Question

g A gas is compressed in a cylinder from a volume of 20.0 L to 2.0 L by a constant pressure of 10.0 atm. Calculate the amount of work done on the system in Joules. (1 L.atm

Answer 1

Answer:

The amount of work done on the system is 18234 J and the final positive sign means that this work corresponds to an increase in internal energy of the gas.

Explanation:

Thermodynamic work is called the transfer of energy between the system and the environment by methods that do not depend on the difference in temperatures between the two. When a system is compressed or expanded, a thermodynamic work is produced which is called pressure-volume work (p - v).
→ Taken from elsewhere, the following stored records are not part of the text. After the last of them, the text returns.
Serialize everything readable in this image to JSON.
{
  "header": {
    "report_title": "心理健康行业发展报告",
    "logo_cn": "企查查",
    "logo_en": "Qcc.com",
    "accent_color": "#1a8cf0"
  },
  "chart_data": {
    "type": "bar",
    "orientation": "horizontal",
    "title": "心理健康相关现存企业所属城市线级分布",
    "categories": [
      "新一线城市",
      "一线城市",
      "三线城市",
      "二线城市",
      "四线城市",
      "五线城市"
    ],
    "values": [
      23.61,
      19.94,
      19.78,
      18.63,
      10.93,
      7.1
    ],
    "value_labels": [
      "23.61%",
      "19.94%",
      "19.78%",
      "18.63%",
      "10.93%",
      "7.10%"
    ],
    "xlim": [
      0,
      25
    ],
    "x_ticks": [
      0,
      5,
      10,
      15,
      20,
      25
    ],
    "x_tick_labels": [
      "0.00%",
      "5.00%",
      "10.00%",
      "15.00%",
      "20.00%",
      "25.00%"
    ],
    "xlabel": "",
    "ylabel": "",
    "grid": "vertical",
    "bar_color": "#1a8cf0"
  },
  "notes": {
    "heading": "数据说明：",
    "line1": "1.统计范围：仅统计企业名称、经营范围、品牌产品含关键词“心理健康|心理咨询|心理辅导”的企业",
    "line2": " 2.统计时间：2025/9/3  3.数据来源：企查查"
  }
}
The pressure-volume work done by a system that compresses or expands at constant pressure is given by the expression:

W system= -p*∆V

Where:

• W system: Work exchanged by the system with the environment. Its unit of measure in the International System is the joule (J)
• p: Pressure. Its unit of measurement in the International System is the pascal (Pa)
• ∆V: Volume variation (∆V = Vf - Vi). Its unit of measurement in the International System is cubic meter (m³)

In this case:

• p= 10 atm= 1.013*10⁶ Pa (being 1 atm= 101325 Pa)
• ΔV= 2 L- 20 L= -18 L= -0.018 m³ (being 1 L=0.001 m³)

Replacing:

W system= -1.013*10⁶ Pa* (-0.018 m³)

Solving:

W system= 18234 J

The amount of work done on the system is 18234 J and the final positive sign means that this work corresponds to an increase in internal energy of the gas.